This is a simple recipe but it needs to marinate for 12 to 24 hours, so best to prepare it the day before you want to serve it.
I like to make double the amount of marinade needed (450 mls) so that I can use it again for chicken or fish as it stores well in the fridge. If you don’t have any spicy oregano, just add some fresh chillies or chilli powder to the marinade along with fresh oregano or coriander if you prefer.
I used bought lime juice, but freshly squeezed would be even better.
This is a great recipe for a casual meal served with fresh bread and salad.
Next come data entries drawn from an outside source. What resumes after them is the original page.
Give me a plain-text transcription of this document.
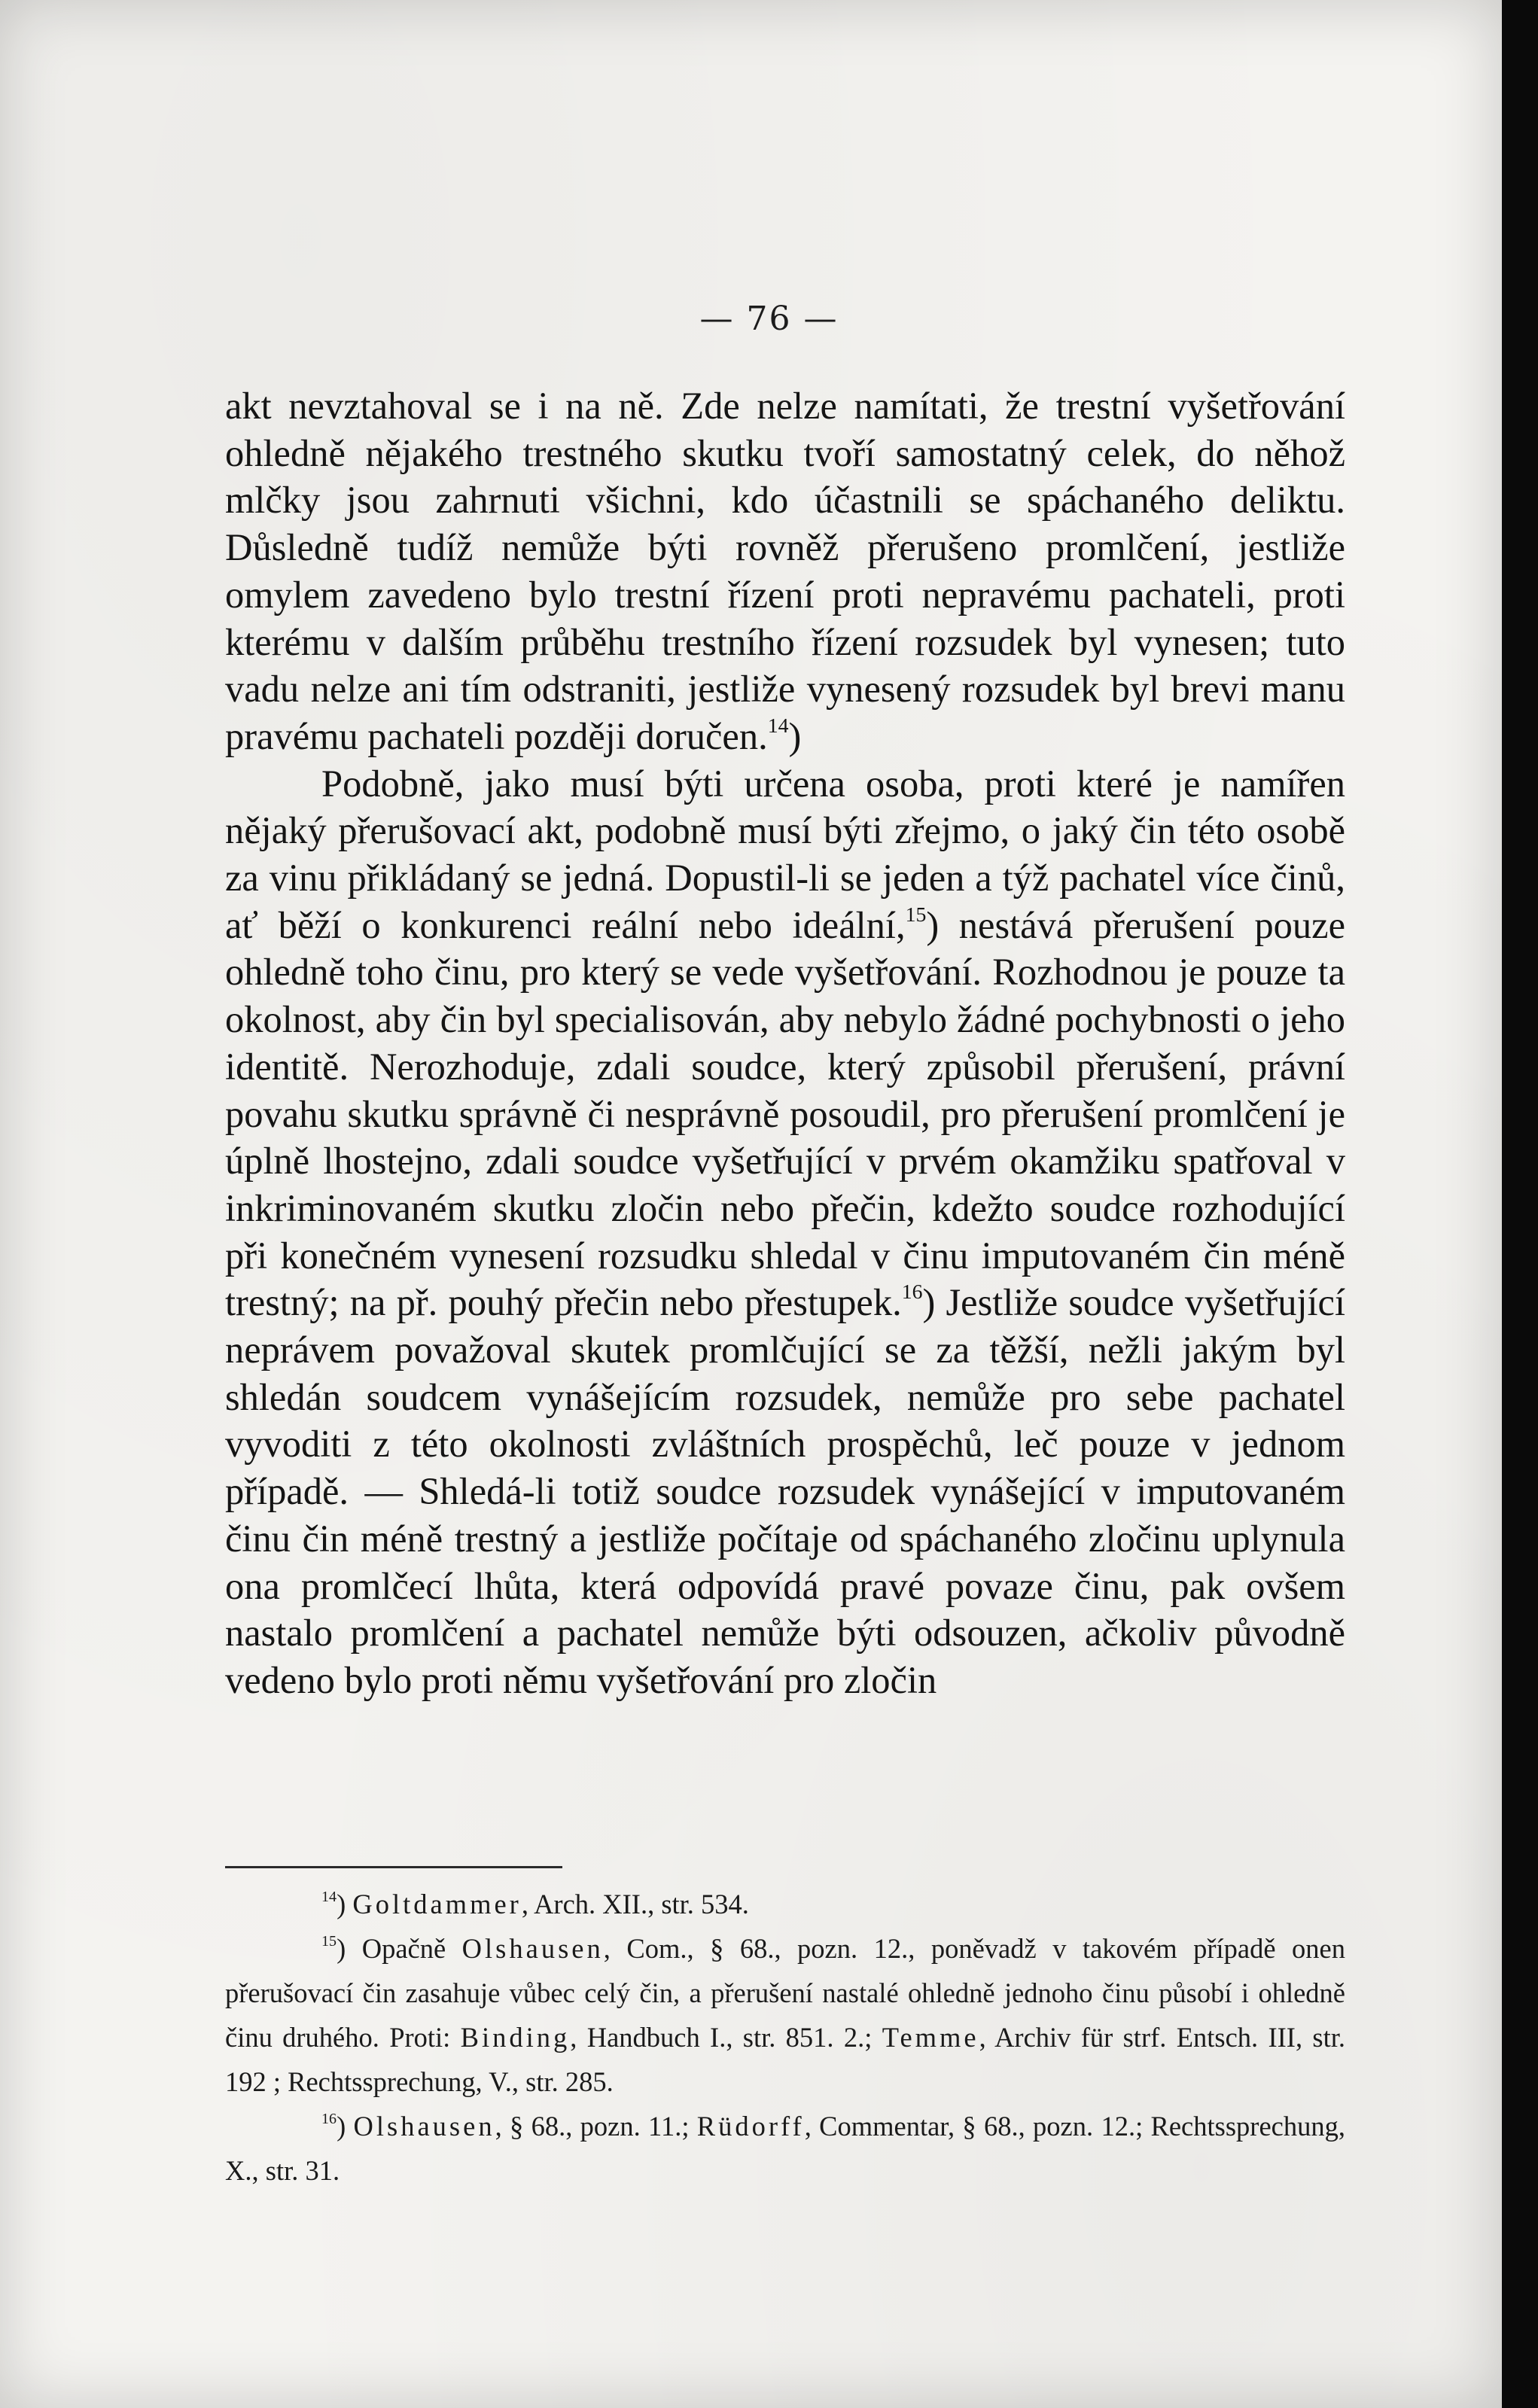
— 76 —

akt nevztahoval se i na ně. Zde nelze namítati, že trestní vyšetřování ohledně nějakého trestného skutku tvoří samostatný celek, do něhož mlčky jsou zahrnuti všichni, kdo účastnili se spáchaného deliktu. Důsledně tudíž nemůže býti rovněž přerušeno promlčení, jestliže omylem zavedeno bylo trestní řízení proti nepravému pachateli, proti kterému v dalším průběhu trestního řízení rozsudek byl vynesen; tuto vadu nelze ani tím odstraniti, jestliže vynesený rozsudek byl brevi manu pravému pachateli později doručen.$^{14}$)

Podobně, jako musí býti určena osoba, proti které je namířen nějaký přerušovací akt, podobně musí býti zřejmo, o jaký čin této osobě za vinu přikládaný se jedná. Dopustil-li se jeden a týž pachatel více činů, ať běží o konkurenci reální nebo ideální,$^{15}$) nestává přerušení pouze ohledně toho činu, pro který se vede vyšetřování. Rozhodnou je pouze ta okolnost, aby čin byl specialisován, aby nebylo žádné pochybnosti o jeho identitě. Nerozhoduje, zdali soudce, který způsobil přerušení, právní povahu skutku správně či nesprávně posoudil, pro přerušení promlčení je úplně lhostejno, zdali soudce vyšetřující v prvém okamžiku spatřoval v inkriminovaném skutku zločin nebo přečin, kdežto soudce rozhodující při konečném vynesení rozsudku shledal v činu imputovaném čin méně trestný; na př. pouhý přečin nebo přestupek.$^{16}$) Jestliže soudce vyšetřující neprávem považoval skutek promlčující se za těžší, nežli jakým byl shledán soudcem vynášejícím rozsudek, nemůže pro sebe pachatel vyvoditi z této okolnosti zvláštních prospěchů, leč pouze v jednom případě. — Shledá-li totiž soudce rozsudek vynášející v imputovaném činu čin méně trestný a jestliže počítaje od spáchaného zločinu uplynula ona promlčecí lhůta, která odpovídá pravé povaze činu, pak ovšem nastalo promlčení a pachatel nemůže býti odsouzen, ačkoliv původně vedeno bylo proti němu vyšetřování pro zločin

$^{14}$) Goltdammer, Arch. XII., str. 534.

$^{15}$) Opačně Olshausen, Com., § 68., pozn. 12., poněvadž v takovém případě onen přerušovací čin zasahuje vůbec celý čin, a přerušení nastalé ohledně jednoho činu působí i ohledně činu druhého. Proti: Binding, Handbuch I., str. 851. 2.; Temme, Archiv für strf. Entsch. III, str. 192 ; Rechtssprechung, V., str. 285.

$^{16}$) Olshausen, § 68., pozn. 11.; Rüdorff, Commentar, § 68., pozn. 12.; Rechtssprechung, X., str. 31.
Cuban Citrus Slow Roasted Pork
(Serves 6 – 8)
2.5 kg pork leg roast
125 mls olive oil
Juice of one orange
2 teaspoons salt
½ cup lime juice
Bunch fresh spicy oregano (remove leaves from any tough stalks)
1 teaspoon ground cumin
½ teaspoon rubbed oregano
10 cloves garlic (crushed)
Put all marinade ingredients into a blender and blend until smooth.
Score the skin on the pork and pour half the marinade over and massage into the meat. Marinate in the fridge for 12 to 24 hours.
Roast covered at 150° C for 4 hours (it should be deliciously moist and falling off the bone).
Let stand for a few minutes before serving.